Hacker News new | ask | show | jobs
by 0x4a6f6579 3800 days ago
When using Java, use is subject to Oracle Binary Code License Agreement (http://www.oracle.com/technetwork/java/javase/terms/license/...). In this license use and distribution of the JRE & JDK are granted except for a few particular situations, outlined in various sections of the license.

Simply the act of "develop[ing] Java apps" falls entirely within a fair interpretation of the license. The difference is best understood in the Solicitor General's Brief (pg. 5 http://www.scribd.com/doc/266703948/Goog-v-Oracle-Solicitor-...):

Although a Java programmer is free to write new code from scratch without relying on prewritten methods, the Java Standard Library provides convenient building blocks for writing computer programs.

Although respondent [Oracle] does not claim a copyright interest in the Java language itself, respondent owns a copyright in the Java Standard Library. Pet App. 7. Respondent makes the Java Standard Library available to computer programmers under any of three copyright licenses, including a conditional royalty-free license. See id. at 7-8.

On page 7: Petitioner [Google] assets that it copied the declaring code so that programmers familiar with the Java platform would be able to switch over to the Android platform without having to learn entirely new commands for invoking commonly used methods.

In total, petitioner copied approximately 7000 lines of declaring code.
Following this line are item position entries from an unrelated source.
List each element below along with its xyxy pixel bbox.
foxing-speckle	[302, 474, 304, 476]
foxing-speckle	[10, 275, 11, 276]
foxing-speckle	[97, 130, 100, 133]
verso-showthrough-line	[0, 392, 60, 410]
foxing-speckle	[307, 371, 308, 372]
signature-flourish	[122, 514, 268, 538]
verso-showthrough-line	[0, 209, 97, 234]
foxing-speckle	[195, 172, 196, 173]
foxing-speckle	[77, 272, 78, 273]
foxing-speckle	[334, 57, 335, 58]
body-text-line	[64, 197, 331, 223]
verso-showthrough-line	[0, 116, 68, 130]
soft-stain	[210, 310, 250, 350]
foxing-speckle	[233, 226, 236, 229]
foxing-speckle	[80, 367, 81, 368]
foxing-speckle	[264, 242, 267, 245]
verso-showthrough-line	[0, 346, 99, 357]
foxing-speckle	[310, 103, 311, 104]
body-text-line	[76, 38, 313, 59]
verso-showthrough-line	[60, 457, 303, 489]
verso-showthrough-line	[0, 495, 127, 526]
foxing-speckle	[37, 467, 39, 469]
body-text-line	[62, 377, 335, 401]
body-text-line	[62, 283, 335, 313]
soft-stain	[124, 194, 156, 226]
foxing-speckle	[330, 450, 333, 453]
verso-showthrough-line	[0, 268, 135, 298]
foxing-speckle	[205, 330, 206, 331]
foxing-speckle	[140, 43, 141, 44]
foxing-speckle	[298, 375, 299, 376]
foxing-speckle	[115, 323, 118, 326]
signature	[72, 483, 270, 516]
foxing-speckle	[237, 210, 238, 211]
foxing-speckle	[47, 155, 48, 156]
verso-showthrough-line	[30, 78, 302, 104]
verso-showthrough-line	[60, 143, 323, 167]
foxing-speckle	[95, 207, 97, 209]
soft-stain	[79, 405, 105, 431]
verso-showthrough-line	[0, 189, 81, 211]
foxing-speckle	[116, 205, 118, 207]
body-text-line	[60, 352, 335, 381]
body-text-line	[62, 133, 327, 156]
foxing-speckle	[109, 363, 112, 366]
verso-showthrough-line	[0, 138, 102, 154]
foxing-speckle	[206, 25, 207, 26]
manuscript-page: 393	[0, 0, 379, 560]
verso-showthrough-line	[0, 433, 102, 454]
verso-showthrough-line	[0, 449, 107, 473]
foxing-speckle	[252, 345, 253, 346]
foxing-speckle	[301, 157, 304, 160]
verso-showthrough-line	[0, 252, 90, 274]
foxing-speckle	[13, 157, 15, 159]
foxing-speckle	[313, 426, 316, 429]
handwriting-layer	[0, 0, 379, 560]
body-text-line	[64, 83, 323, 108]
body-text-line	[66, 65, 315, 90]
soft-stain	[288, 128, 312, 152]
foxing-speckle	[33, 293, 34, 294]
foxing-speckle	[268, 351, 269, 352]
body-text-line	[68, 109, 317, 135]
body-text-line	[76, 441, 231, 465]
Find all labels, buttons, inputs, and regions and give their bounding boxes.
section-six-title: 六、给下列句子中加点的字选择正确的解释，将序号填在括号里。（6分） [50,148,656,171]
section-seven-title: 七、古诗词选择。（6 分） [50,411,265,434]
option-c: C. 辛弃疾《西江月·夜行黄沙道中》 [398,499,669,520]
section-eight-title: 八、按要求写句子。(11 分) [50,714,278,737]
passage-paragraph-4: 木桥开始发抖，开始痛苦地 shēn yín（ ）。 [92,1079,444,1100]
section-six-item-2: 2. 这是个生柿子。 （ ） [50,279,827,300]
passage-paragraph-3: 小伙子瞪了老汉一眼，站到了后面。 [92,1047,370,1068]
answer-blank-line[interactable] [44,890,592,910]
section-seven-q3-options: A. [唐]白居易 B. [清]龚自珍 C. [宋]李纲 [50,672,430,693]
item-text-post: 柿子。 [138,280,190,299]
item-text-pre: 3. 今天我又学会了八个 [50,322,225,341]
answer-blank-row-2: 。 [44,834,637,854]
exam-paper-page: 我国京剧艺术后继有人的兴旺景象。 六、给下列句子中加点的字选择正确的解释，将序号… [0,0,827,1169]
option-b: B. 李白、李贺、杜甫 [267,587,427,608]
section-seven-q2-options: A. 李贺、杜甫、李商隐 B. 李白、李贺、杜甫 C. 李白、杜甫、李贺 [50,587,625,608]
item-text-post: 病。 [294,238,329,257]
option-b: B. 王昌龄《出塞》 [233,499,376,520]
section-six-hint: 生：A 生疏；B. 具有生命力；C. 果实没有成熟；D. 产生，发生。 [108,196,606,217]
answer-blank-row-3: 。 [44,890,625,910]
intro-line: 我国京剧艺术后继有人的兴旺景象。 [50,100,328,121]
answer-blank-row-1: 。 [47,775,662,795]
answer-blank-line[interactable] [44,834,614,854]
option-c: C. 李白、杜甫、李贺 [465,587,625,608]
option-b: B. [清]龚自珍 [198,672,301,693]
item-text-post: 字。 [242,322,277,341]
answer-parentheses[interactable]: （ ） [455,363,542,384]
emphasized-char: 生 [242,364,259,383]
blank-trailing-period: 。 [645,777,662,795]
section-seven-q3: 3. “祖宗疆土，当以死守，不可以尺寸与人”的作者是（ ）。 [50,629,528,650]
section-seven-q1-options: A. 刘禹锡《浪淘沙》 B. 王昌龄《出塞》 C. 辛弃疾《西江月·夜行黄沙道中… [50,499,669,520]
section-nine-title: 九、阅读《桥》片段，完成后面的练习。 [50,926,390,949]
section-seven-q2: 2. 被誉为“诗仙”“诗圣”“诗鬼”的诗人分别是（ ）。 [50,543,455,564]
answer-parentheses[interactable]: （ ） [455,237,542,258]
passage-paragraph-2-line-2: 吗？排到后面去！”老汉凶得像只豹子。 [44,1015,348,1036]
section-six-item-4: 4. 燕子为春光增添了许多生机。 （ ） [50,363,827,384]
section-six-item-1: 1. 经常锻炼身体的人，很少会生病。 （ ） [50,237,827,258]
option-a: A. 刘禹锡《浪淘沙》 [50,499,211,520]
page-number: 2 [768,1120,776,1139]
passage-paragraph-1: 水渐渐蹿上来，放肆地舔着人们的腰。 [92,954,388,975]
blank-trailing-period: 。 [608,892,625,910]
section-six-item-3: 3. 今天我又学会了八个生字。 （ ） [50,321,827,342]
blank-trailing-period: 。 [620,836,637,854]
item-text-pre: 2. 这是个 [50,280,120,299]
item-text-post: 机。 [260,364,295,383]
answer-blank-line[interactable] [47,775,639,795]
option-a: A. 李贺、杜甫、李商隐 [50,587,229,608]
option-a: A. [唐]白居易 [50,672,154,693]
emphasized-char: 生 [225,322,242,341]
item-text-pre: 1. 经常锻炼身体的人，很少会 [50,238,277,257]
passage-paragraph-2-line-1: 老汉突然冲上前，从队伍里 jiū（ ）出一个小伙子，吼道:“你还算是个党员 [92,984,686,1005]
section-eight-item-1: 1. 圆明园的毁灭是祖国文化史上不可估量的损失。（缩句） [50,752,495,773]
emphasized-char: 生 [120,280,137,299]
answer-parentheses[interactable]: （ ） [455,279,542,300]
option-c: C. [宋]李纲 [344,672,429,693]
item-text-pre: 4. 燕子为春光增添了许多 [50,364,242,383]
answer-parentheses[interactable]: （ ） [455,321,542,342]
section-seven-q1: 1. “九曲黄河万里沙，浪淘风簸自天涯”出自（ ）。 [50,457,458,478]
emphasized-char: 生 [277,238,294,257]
Herein lies the core issue -- Google did not have a prearranged license agreement to copy the declaring code of Java's standard library, and in doing so infringed on the copyright by using it in their own platform.

Section F of the Oracle Binary Code License reads JAVA TECHNOLOGY RESTRICTIONS. You may not create, modify, or change the behavior of, or authorize your licensees to create, modify, or change the behavior of, classes, interfaces, or subpackages that are in any way identified as "java", "javax", "sun", “oracle” or similar convention as specified by Oracle in any naming convention designation.

tldr; Consider a painting created by an artist. A photographer comes along and thinks, "great painting!" and snaps a photo. If the photographer goes on to distribute and replicate the photograph of this painting (without an agreement with the artist) and earns a profit, the photographer has infringed on the artist's copyright.

2 comments

Try a different example, because art appropriation is pretty well-developed. http://www.theverge.com/2015/5/30/8691257/richard-prince-ins...
Take your own advice, that article concludes with "Patent and copyright attorney John Arsenault told Fstoppers that New Portraits, although it looks like a case of outright plagiarism, might be a little more complex if it were argued in a legal context."

Meaning it is (or was) not, at the time the issue arose.

Additionally, in a legal context it is "more complex" because the artist marketed these as vignettes of his Instagram feed. To prove copyright infringement, one would establish copyright ownership of the artist's feed. Who own's a particular user's Instagram feed -- the user, Instagram, or is it shared copyright of all entities listed within the feed? To enforce copyright the latter would need to be true since the artwork is marketed as part of a social media feed.

An API is not a painting. It is a set of facts.
It is true an API is not a painting, but this is not a claim I made. The API specified in these legal matters is work product created on behalf of a legal entity who has a claim to its copyright that is legally filed and maintained. Both Google and Oracle agree on that fact according to the document I linked. If you still disagree, take it up with those parties.
Seems more like the photographer saw the painting, found the composition pleasing, then recreated that composition in real life for a photo.